Quitting the plains to seek the gloomy springs,
He, like a swan that on Meander sings,
Takes congey of his mates with ling'ring haste,
To find some stream where he may sing his last.

So have I left my Tavy's flow'ry shore,
Far-flowing Thamesis, and many more
Attractive pleasures which sweet England yields,
Her peopled cities and her fertile fields,
For Amphitrite's plains; those hath mine eye
Chang'd for our whilom fields of Normandy;
For Seine those have I left; for Loire, the Seine;
And for the Thoüe changed Loire again;
Where to the nymphs of Poitou now I sing
A stranger note (yet such as ev'ry spring
Rolls smiling to attend): for none of those
Yet have I lessen'd or exchang'd my woes.
Dear, dearest isle, from thee I pass'd away
But as a shadow, when the eye of day
Shines otherwhere; for she whose I have been,
By her declining makes me live unseen.
Nor do I hope that any other light
Can make me her's; the pallid queen of night
And Venus, or some err, may with their rays
Force an observing shade; but none of these,
Meteors to my set sun, can ever have
That power thou hadst.
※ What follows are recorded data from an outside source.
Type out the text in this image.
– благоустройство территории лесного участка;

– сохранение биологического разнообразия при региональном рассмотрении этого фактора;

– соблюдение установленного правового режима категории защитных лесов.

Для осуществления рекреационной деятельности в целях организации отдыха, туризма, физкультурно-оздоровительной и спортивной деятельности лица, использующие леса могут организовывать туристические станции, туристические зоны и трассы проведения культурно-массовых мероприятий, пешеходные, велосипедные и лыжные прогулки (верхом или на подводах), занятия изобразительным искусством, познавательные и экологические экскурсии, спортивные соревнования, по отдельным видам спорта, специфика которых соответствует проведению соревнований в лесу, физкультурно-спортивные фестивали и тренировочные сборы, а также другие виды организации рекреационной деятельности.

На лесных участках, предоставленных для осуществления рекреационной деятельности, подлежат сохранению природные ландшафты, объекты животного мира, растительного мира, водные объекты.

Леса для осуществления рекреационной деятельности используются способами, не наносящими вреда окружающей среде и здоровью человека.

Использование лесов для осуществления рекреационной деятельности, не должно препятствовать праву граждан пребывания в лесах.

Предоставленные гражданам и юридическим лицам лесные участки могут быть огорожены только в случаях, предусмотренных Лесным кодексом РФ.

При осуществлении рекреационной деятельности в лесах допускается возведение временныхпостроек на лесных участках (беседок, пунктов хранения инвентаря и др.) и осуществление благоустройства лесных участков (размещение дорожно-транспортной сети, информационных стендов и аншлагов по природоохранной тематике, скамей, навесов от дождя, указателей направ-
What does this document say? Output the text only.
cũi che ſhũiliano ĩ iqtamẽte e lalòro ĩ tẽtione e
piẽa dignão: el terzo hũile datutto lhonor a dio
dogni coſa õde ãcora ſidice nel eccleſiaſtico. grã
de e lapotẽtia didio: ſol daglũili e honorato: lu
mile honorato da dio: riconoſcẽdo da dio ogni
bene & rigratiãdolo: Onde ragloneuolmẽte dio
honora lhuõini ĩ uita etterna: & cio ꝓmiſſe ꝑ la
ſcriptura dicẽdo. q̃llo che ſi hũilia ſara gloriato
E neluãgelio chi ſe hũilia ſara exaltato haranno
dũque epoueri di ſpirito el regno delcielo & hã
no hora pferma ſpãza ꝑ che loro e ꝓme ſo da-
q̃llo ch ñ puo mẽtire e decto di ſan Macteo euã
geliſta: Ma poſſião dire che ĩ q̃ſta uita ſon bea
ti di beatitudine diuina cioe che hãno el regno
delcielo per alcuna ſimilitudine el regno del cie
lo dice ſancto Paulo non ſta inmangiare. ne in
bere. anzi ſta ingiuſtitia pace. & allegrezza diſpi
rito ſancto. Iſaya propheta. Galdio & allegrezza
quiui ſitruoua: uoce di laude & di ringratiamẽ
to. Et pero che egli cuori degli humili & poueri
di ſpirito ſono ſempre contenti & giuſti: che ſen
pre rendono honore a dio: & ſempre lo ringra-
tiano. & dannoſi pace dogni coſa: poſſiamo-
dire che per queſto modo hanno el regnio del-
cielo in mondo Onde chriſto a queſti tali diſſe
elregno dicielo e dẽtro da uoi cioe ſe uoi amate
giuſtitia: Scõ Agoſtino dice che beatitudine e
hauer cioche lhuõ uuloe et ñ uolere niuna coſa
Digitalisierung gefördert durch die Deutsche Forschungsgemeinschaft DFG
Sweet soul, thy silent grave
I give my best verse, if a shepherd's wit
Can make a dead hand capable of it.
Chaste were our loves, as mutual; nor did we
Hardly dream otherwise; our secrecy
Such as I think the world hath never known
I had a mistress, till that I had none.

Poor Celadyne and I (but happier he)
Only in dreams meet our felicity;
Our joys but shadows are; our constant woes
The day shows real; O, unhappy those,
Thrice, thrice unhappy, who are ever taking
Their joys in sleep, but are most wretched waking!